Given data:
Velocity potential        \phi=2 x y

For irrotational flow, the velocity potential (Φ) is defined as

u=\frac{\partial \phi}{\partial x}

v=\frac{\partial \phi}{\partial y}

Thus, the velocity components become

u=\frac{\partial \phi}{\partial x}=\frac{\partial}{\partial x}(2 x y)=2 y

v=\frac{\partial \phi}{\partial y}=\frac{\partial}{\partial y}(2 x y)=2 x

The velocity is then        \vec{V}=u \hat{i}+v \hat{j}=2 y \hat{i}+2 x \hat{j}

The velocity at (1, 2) is          \left.\vec{V}\right|_{(1.2)}=(2 \times 2) \hat{i}+(2 \times 1) \hat{j}=4 \hat{i}+2 \hat{j}

The velocity at (2, 2) is      \left.\vec{V}\right|_{(2,2)}=(2 \times 2) \hat{i}+(2 \times 2) \hat{j}=4 \hat{i}+4 \hat{j}

Hence,                    \frac{\partial u}{\partial x}=0

\frac{\partial v}{\partial y}=0

\frac{\partial u}{\partial x}+\frac{\partial v}{\partial y}=0

The above velocity field satisfies the continuity equation for incompressible flow. Hence, stream function exists.

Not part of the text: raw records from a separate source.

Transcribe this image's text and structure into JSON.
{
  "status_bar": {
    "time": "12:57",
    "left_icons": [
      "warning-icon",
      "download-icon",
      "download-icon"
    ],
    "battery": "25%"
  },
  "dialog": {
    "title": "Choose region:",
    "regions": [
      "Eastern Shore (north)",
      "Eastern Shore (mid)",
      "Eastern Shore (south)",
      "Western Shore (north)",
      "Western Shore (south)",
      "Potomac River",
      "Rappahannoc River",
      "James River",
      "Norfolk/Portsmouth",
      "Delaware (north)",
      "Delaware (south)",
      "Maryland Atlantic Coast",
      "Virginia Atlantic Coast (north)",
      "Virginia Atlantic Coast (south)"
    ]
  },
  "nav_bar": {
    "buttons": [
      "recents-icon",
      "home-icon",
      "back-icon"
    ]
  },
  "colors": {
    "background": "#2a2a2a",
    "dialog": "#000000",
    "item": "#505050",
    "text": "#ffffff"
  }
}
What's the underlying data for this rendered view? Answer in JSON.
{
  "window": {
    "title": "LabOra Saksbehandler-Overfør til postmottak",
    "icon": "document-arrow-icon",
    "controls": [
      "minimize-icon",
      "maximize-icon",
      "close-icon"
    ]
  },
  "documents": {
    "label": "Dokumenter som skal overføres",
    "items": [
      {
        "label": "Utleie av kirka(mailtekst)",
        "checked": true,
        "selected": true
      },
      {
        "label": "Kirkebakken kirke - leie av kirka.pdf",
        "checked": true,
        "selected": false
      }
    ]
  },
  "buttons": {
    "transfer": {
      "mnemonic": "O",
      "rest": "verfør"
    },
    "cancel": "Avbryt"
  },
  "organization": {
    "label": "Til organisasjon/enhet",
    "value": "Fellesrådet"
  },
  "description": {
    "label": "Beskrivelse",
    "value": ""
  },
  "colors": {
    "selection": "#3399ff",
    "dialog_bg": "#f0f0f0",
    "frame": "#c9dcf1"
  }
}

From the definition of stream function ψ, we get

u=\frac{\partial \psi}{\partial y}

or                          \psi=\int u d y=\int 2 y d y

or                      \psi=2 \frac{y^2}{2}+f(x)=y^2+f(x)           (5.75)

and                                          v=\frac{\partial \psi}{\partial x}

\psi=-\int v d x=-\int 2 x d x

or                      \psi=-2 \frac{x^2}{2}+g(y)=-x^2+g(y)           (5.76)

Comparing Eqs. (5.75) and (5.76), we have

\psi=y^2-x^2

Hence, the stream function for the flow is

\psi=y^2-x^2

The stream function at (1, 2)        \left.\psi\right|_{(1,2)}=2^2-1^2=3 The stream function at (2, 2) is  \left.\psi\right|_{(2,2)}=2^2-2^2=0

The discharge per unit width passing between streamlines passing through these points is given by Eq. (5.64) as

q=\psi_2-\psi_1=3-0=3 \text{ units } ]